Kiedy drzwi klasy otworzyły się z rozmachem, a do środka wszedł szczerzący się od ucha do ucha Im, w Jinyoungu coś pękło. Poderwał się na równe nogi i podbiegł do Jaebuma, bez słowa rzucając się na niego z pięściami. Złapał go za koszulkę i przygniótł z całych sił do ściany.
- Ej, co ty robisz?! – zapytał zaskoczony JB, wpatrując się z niedowierzaniem w twarz przyjaciela. – Pogięło cię?!
- A ciebie?! – wrzasnął Park, niespodziewanie wypychając Jaebuma z klasy. Momentalnie na korytarzu zrobiło się ogromne zamieszanie, gdyż każdy chciał zobaczyć, co się dzieje. – Jak możesz żartować sobie ze śmierci mojej mamy!
- Co? O czym ty mówisz? – Jaebum próbował odepchnąć od siebie Jinyounga, jednak ten tak kurczowo trzymał jego koszulkę, że na nic zdawało się szarpanie. – Kto ci nagadał takich bzdur?
- Co się tutaj dzieje? – zapytała niepewnie Eunji, którą na korytarz zwabiły czyjeś krzyki. Zobaczywszy szarpiących się ze sobą chłopaków, poczuła, jak nogi się pod nią uginają. Nie czekając dłużej, podbiegła do przyjaciół i mocno złapała Jinyounga za rękę, chcąc go odsunąć od Jaebuma. – Co wy wyprawiacie?
- Nie wtrącaj się, Eunji – powiedział oschle Park, nawet nie spoglądając na dziewczynę. – To sprawa pomiędzy mną a JB.
- A właśnie, że będę się wtrącać. – Jung nie zamierzała dać za wygraną i stanęła między chłopakami, uniemożliwiając Jinyoungowi dalsze wyżywanie się na przyjacielu. – Powiecie mi, co się stało? – spytała szeptem, kątem oka mimowolnie spoglądając na stojącą z boku Krystal, która uśmiechała się pod nosem, zapewne mając niezły ubaw z całej tej sytuacji.
- Niech ci JB powie – warknął Park i odwróciwszy się na pięcie, wrócił do klasy.
Zaskoczona Eunji odwróciła się przodem do Jaebuma i założyła ręce na biuście, przyglądając się mu uważnie.
- No, może ty mi wyjaśnisz, co się stało?
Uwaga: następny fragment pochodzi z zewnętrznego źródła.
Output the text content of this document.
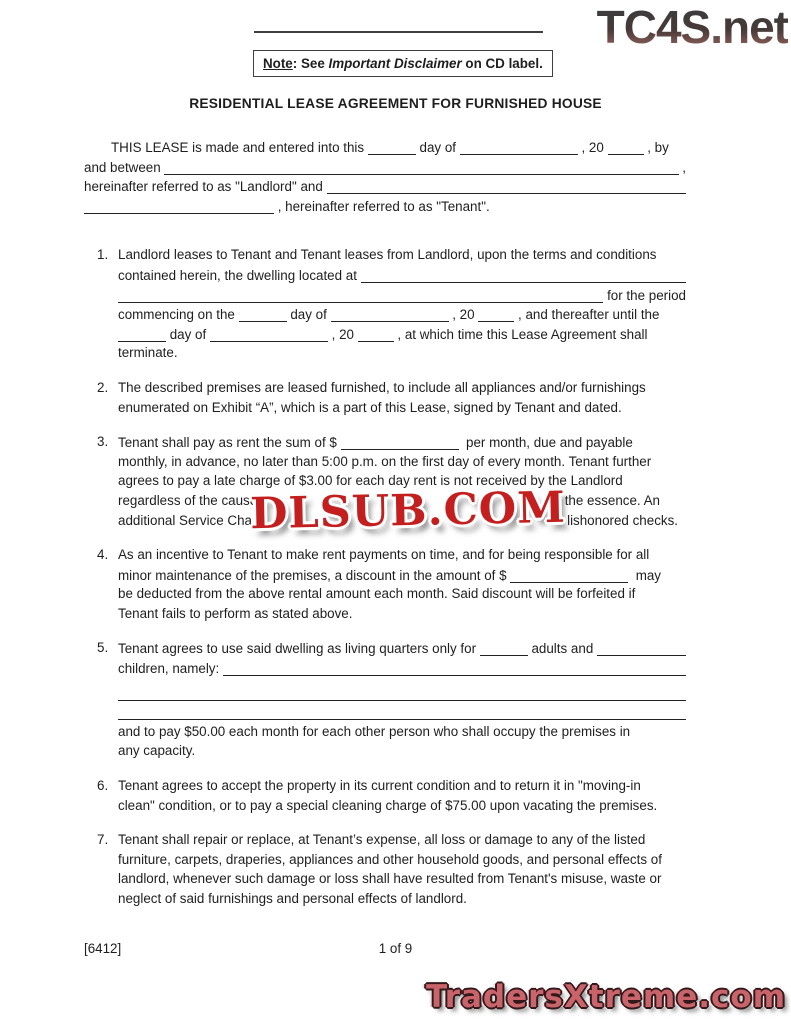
TC4S.net
Note: See Important Disclaimer on CD label.
RESIDENTIAL LEASE AGREEMENT FOR FURNISHED HOUSE
THIS LEASE is made and entered into this	day of	, 20	, by
and between	,
hereinafter referred to as "Landlord" and
, hereinafter referred to as "Tenant".
1. Landlord leases to Tenant and Tenant leases from Landlord, upon the terms and conditions
contained herein, the dwelling located at
for the period
commencing on the	day of	, 20	, and thereafter until the
day of	, 20	, at which time this Lease Agreement shall
terminate.
2. The described premises are leased furnished, to include all appliances and/or furnishings
enumerated on Exhibit “A”, which is a part of this Lease, signed by Tenant and dated.
3. Tenant shall pay as rent the sum of $	per month, due and payable
monthly, in advance, no later than 5:00 p.m. on the first day of every month. Tenant further
agrees to pay a late charge of $3.00 for each day rent is not received by the Landlord
regardless of the cause	the essence. An
additional Service Cha	lishonored checks.
4. As an incentive to Tenant to make rent payments on time, and for being responsible for all
minor maintenance of the premises, a discount in the amount of $	may
be deducted from the above rental amount each month. Said discount will be forfeited if
Tenant fails to perform as stated above.
5. Tenant agrees to use said dwelling as living quarters only for	adults and
children, namely:
and to pay $50.00 each month for each other person who shall occupy the premises in
any capacity.
6. Tenant agrees to accept the property in its current condition and to return it in "moving-in
clean" condition, or to pay a special cleaning charge of $75.00 upon vacating the premises.
7. Tenant shall repair or replace, at Tenant’s expense, all loss or damage to any of the listed
furniture, carpets, draperies, appliances and other household goods, and personal effects of
landlord, whenever such damage or loss shall have resulted from Tenant's misuse, waste or
neglect of said furnishings and personal effects of landlord.
DLSUB.COM
[6412]	1 of 9
TradersXtreme.com
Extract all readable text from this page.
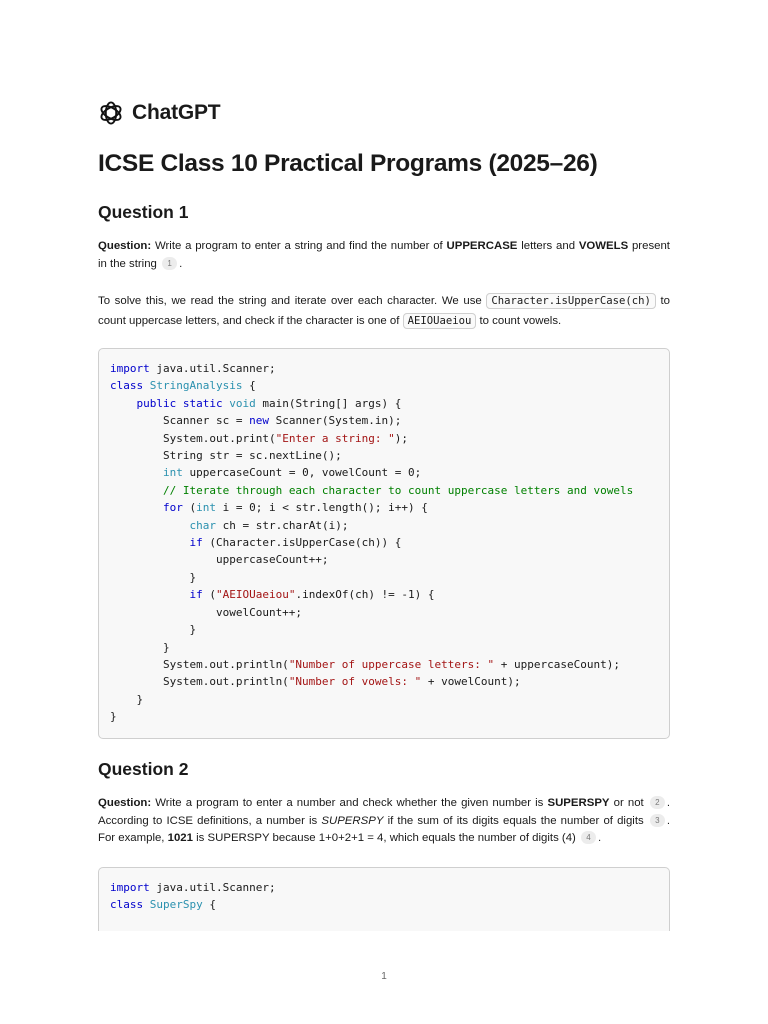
ChatGPT
ICSE Class 10 Practical Programs (2025–26)
Question 1

Question: Write a program to enter a string and find the number of UPPERCASE letters and VOWELS present in the string 1 .

To solve this, we read the string and iterate over each character. We use Character.isUpperCase(ch) to count uppercase letters, and check if the character is one of AEIOUaeiou to count vowels.

import java.util.Scanner;
class StringAnalysis {
public static void main(String[] args) {
Scanner sc = new Scanner(System.in);
System.out.print("Enter a string: ");
String str = sc.nextLine();
int uppercaseCount = 0, vowelCount = 0;
// Iterate through each character to count uppercase letters and vowels
for (int i = 0; i < str.length(); i++) {
char ch = str.charAt(i);
if (Character.isUpperCase(ch)) {
uppercaseCount++;
}
if ("AEIOUaeiou".indexOf(ch) != -1) {
vowelCount++;
}
}
System.out.println("Number of uppercase letters: " + uppercaseCount);
System.out.println("Number of vowels: " + vowelCount);
}
}
Question 2

Question: Write a program to enter a number and check whether the given number is SUPERSPY or not 2 . According to ICSE definitions, a number is SUPERSPY if the sum of its digits equals the number of digits 3 . For example, 1021 is SUPERSPY because 1+0+2+1 = 4, which equals the number of digits (4) 4 .

import java.util.Scanner;
class SuperSpy {
1
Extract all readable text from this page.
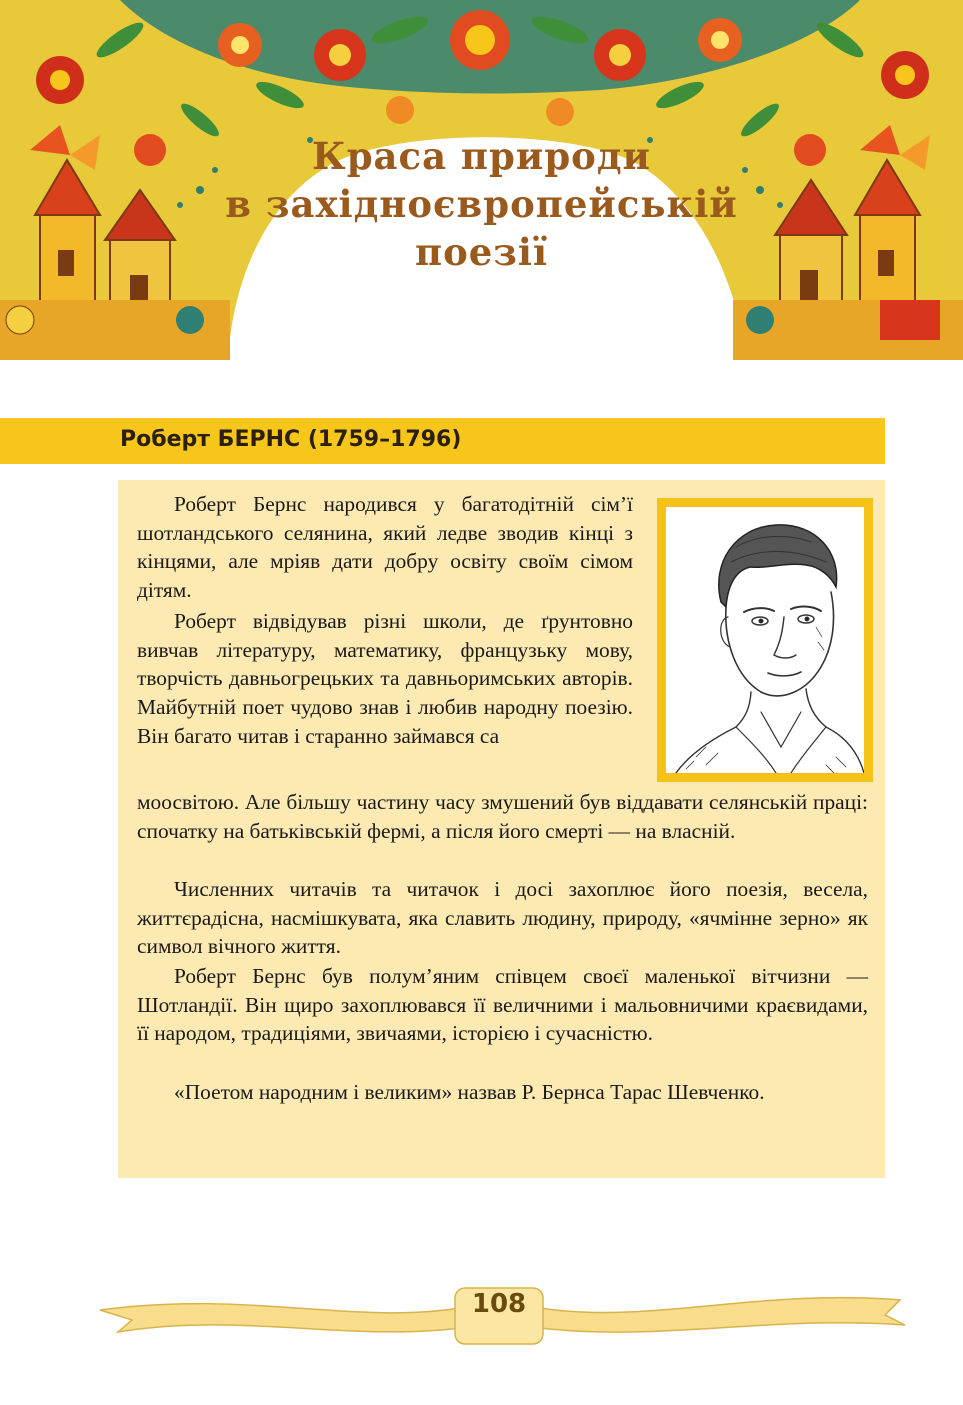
Краса природи
в західноєвропейській
поезії
Роберт БЕРНС (1759–1796)

Роберт Бернс народився у багатодітній сім’ї шотландського селянина, який ледве зводив кінці з кінцями, але мріяв дати добру освіту своїм сімом дітям.

Роберт відвідував різні школи, де ґрунтовно вивчав літературу, математику, французьку мову, творчість давньогрецьких та давньоримських авторів. Майбутній поет чудово знав і любив народну поезію. Він багато читав і старанно займався са

моосвітою. Але більшу частину часу змушений був віддавати селянській праці: спочатку на батьківській фермі, а після його смерті — на власній.

Численних читачів та читачок і досі захоплює його поезія, весела, життєрадісна, насмішкувата, яка славить людину, природу, «ячмінне зерно» як символ вічного життя.

Роберт Бернс був полум’яним співцем своєї маленької вітчизни — Шотландії. Він щиро захоплювався її величними і мальовничими краєвидами, її народом, традиціями, звичаями, історією і сучасністю.

«Поетом народним і великим» назвав Р. Бернса Тарас Шевченко.

108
- A żebym ja to wiedział – westchnął chłopak, wzruszając ramionami. – Wracaj do klasy, Eunji – dodał na pożegnanie, a potem zniknął za drzwiami sali, od razu siadając w swojej ławce.

*

Po wyjściu ze szkoły Eunji opatuliła się szczelnie ciemnym płaszczem i rozejrzała się dookoła, szukając wzrokiem Youngjae. Nie dostrzegłszy nigdzie chłopaka, oparła się plecami o jeden z filarów i wsunęła zmarznięte dłonie do kieszeni płaszcza. Nie miała najmniejszej ochoty na pójście do domu Youngjae, jednak obiecała mu pomóc przy wyborze piosenki na konkurs, więc nie mogła się wycofać. Wiedziała doskonale, że dla Choi to bardzo ważne, a teraz kiedy po swojej stronie miała tylko jego i Suzy, musiała robić wszystko, by odpokutować wszystkie złe uczynki.
- A ty na kogo czekasz? – zapytała Minah, która ni stąd ni zowąd pojawiła się przed zamyśloną Eunji. – Przyjaciół już nie masz, więc tracisz tylko swój czas – zauważyła, uśmiechając się szyderczo.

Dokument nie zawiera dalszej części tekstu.